INDIVIDUAL | Inducted 1999 [Posthumous]

After being diagnosed with AIDS, he became a visible public advocate for persons with HIV/AIDS and helped to build support, information, and protest networks for use in their struggle.

Through incessantly visible public advocacy from 1985 to his death in 1989, David Bell helped to put a human face on AIDS at a time when many Chicagoans were unfamiliar with it and when the current spectrum of AIDS organizations was much more limited.

Bell lent his energies as an organizer, volunteer, and activist in the building of support, information, and protest networks. In the process, he attracted media coverage that further spread news about what AIDS really was and what could be done about it.

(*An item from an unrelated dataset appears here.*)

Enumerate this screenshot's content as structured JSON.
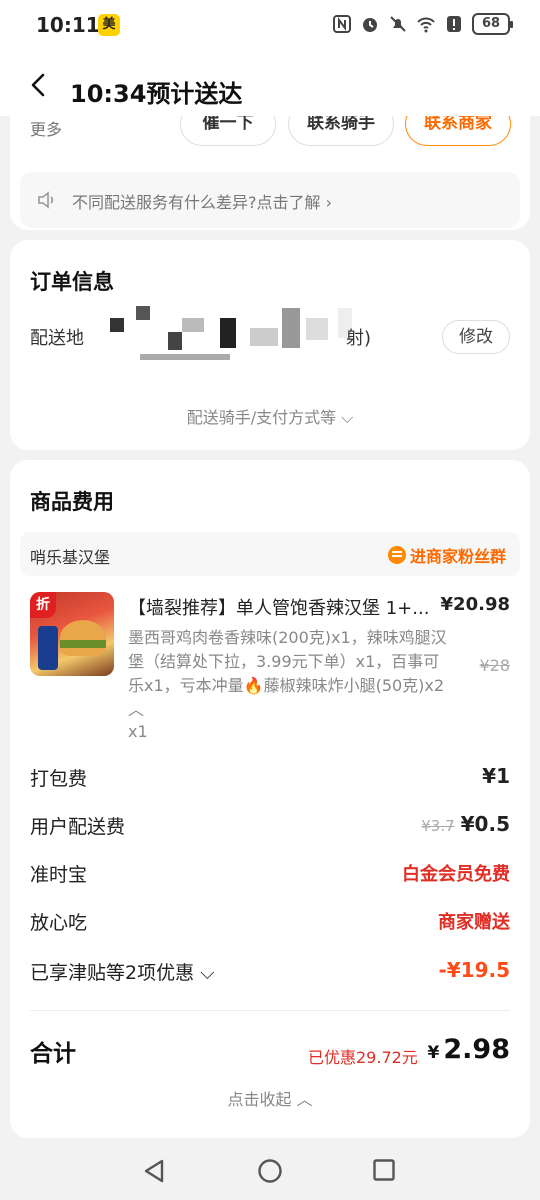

Because of his activism and the connections he established, persons with AIDS were kept up to date on treatment and political issues. At the same time, Bell raised their morale by his visibility. In a May 1987 Chicago Sun-Times interview with Tom Bruné after being diagnosed a few months earlier with AIDS, Bell said: “People aren’t just dying with AIDS. People are living with AIDS. These people are not victims, and they shouldn’t allow themselves to be victimized by this illness.” Bell called attention to the need for support networks to help AIDS patients in coping with both illness and bureaucracy.

Born in 1956, Bell had been in the music business since managing a Skokie high school rock band at age 13. He worked as a backstage manager, toured with well-known performers, and started his own Persona Records label. After his diagnosis, he abandoned the business, “switched gears,” and began AIDS lobbying.

Bell urged AIDS patients to become more active in making decisions about their own care and services, and he demanded that government and social service agencies permit them such a role. He engaged in numerous public protests against the high cost or unavailability of anti-AIDS drugs.

In August 1987, he was among those who chained themselves to the fence of Governor James R. Thompson’s Chicago residence to protest a legislative bill that would institute mandatory AIDS contact tracing. He was a cofounder of the Chicago chapter of the National Association of Persons With AIDS. He served on the Howard Brown Memorial Clinic speakers bureau, volunteered at a drop-in center for persons with AIDS and their families and friends, and led Chicago-area PWAs in the 1987 national gay and lesbian rights march on Washington, where he helped to organize a civil disobedience event at the Supreme Court.

Bell was also a march coordinator for the NAMES Project in Chicago and made numerous panels for the project’s AIDS Memorial Quilt in honor of his friends. In addition, he helped to organize a succession of Chicago groups involved in direct-action AIDS protests, known by acronyms such as DAGMAR, C-FOR, C-FAR, ACT NOW, and ACTUP/Chicago. After his death, the nonprofit Harbor Home Support Services created and named the David Bell Memorial Pentamidine Clinic in his honor.